En 1987, en las laderas de Huaytapallana, Juan

Chura recibe un pergamino de cuero de su abuela

moribunda: un título de propiedad de 1893,

firmado por un cacique que nunca existió en los

archivos del Registro Nacional. La tierra —

K’uychi Rumi— no aparece en ningún catastro,

pero sí en los cantos de las ancianas de Tinta,

que juran que allí crecen flores que no se secan

ni en verano ni en guerra.

Dos semanas después, los hombres del consorcio

minero llegan con bulldozers y papeles del

Ministerio de Agricultura. Juan los enfrenta

solo, con su rifle de la guerra contra Sendero,

pero no dispara. En cambio, planta una bandera

quebrota en el centro del terreno: un pañuelo de

lana teñido con raíz de chilca, como le enseñó

su madre. Al caer la noche, el viento cambia. No

es viento de montaña. Es el mismo que, dicen,

llevó las palabras de los Inkas al Qhapaq Ñan.

Las piedras del terreno se mueven. No como

deslizamiento. Como si alguien las girara con

los dedos.

Al día siguiente, los ingenieros encuentran los

cimientos de una huaca enterrada, no por erosión,

sino por haber sido enterrada hace dos siglos.

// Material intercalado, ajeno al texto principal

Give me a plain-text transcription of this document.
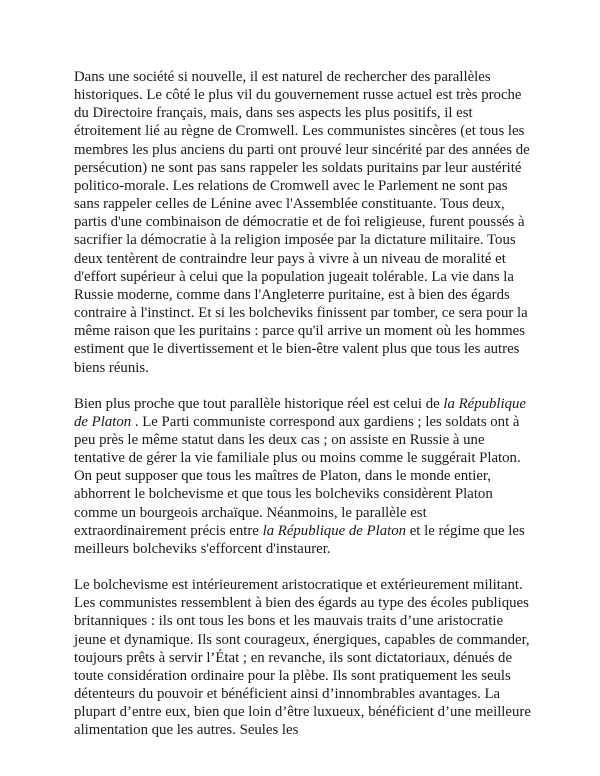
Dans une société si nouvelle, il est naturel de rechercher des parallèles historiques. Le côté le plus vil du gouvernement russe actuel est très proche du Directoire français, mais, dans ses aspects les plus positifs, il est étroitement lié au règne de Cromwell. Les communistes sincères (et tous les membres les plus anciens du parti ont prouvé leur sincérité par des années de persécution) ne sont pas sans rappeler les soldats puritains par leur austérité politico-morale. Les relations de Cromwell avec le Parlement ne sont pas sans rappeler celles de Lénine avec l'Assemblée constituante. Tous deux, partis d'une combinaison de démocratie et de foi religieuse, furent poussés à sacrifier la démocratie à la religion imposée par la dictature militaire. Tous deux tentèrent de contraindre leur pays à vivre à un niveau de moralité et d'effort supérieur à celui que la population jugeait tolérable. La vie dans la Russie moderne, comme dans l'Angleterre puritaine, est à bien des égards contraire à l'instinct. Et si les bolcheviks finissent par tomber, ce sera pour la même raison que les puritains : parce qu'il arrive un moment où les hommes estiment que le divertissement et le bien-être valent plus que tous les autres biens réunis.

Bien plus proche que tout parallèle historique réel est celui de la République de Platon . Le Parti communiste correspond aux gardiens ; les soldats ont à peu près le même statut dans les deux cas ; on assiste en Russie à une tentative de gérer la vie familiale plus ou moins comme le suggérait Platon. On peut supposer que tous les maîtres de Platon, dans le monde entier, abhorrent le bolchevisme et que tous les bolcheviks considèrent Platon comme un bourgeois archaïque. Néanmoins, le parallèle est extraordinairement précis entre la République de Platon et le régime que les meilleurs bolcheviks s'efforcent d'instaurer.

Le bolchevisme est intérieurement aristocratique et extérieurement militant. Les communistes ressemblent à bien des égards au type des écoles publiques britanniques : ils ont tous les bons et les mauvais traits d’une aristocratie jeune et dynamique. Ils sont courageux, énergiques, capables de commander, toujours prêts à servir l’État ; en revanche, ils sont dictatoriaux, dénués de toute considération ordinaire pour la plèbe. Ils sont pratiquement les seuls détenteurs du pouvoir et bénéficient ainsi d’innombrables avantages. La plupart d’entre eux, bien que loin d’être luxueux, bénéficient d’une meilleure alimentation que les autres. Seules les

El contratista intenta dinamitarla. La explosión

no destruye la piedra. Destruye su camión. Y su

hijo, de ocho años, que estaba mirando desde la

cima, se despierta al amanecer con los ojos de

color azul de las llamas, y murmura en quechua:

“No toquen el corazón de la madre”. Nadie le

enseñó esa lengua.

El gobernador envía a la policía. Juan los

recibe con una olla de chicha de jora y tres

huevos de cóndor que no se rompen al caer. La

policía los lleva. Al tercer día, tres agentes

desertan. Uno regresa con las manos cubiertas de

musgo que arde sin consumirse. El jefe ordena

retirarse. “No es tierra”, dice. “Es memoria que

se negó a morir”.

El terrateniente vuelve con un juez y un decreto

de utilidad pública. La audiencia se celebra en

Lima. Juan no va. Se queda en K’uychi Rumi. Esa

noche, la tierra se abre. No como grieta. Como

boca. Sale una humedad que huele a tierra mojada

de Chinchaypujio, y se forma una figura de barro

que camina hacia el juez cuando este pisa el

límite del terreno. El juez grita. Nadie lo

entiende. Pero todos ven cómo su sombra se

deshace en polvo, y el viento lo lleva hacia el

norte, como si lo devolviera al camino de los

muertos.

El Estado nunca publicó el acta de expropiación.

El terreno sigue sin estar en mapas. Pero cada

luna nueva, en las comunidades de Huancavelica,

se oye el llanto de una mujer que no tiene

nombre. Y los niños que nacen con ojos azules

como los de las llamas, siempre saben dónde está

K’uychi Rumi —sin que nadie se lo haya dicho.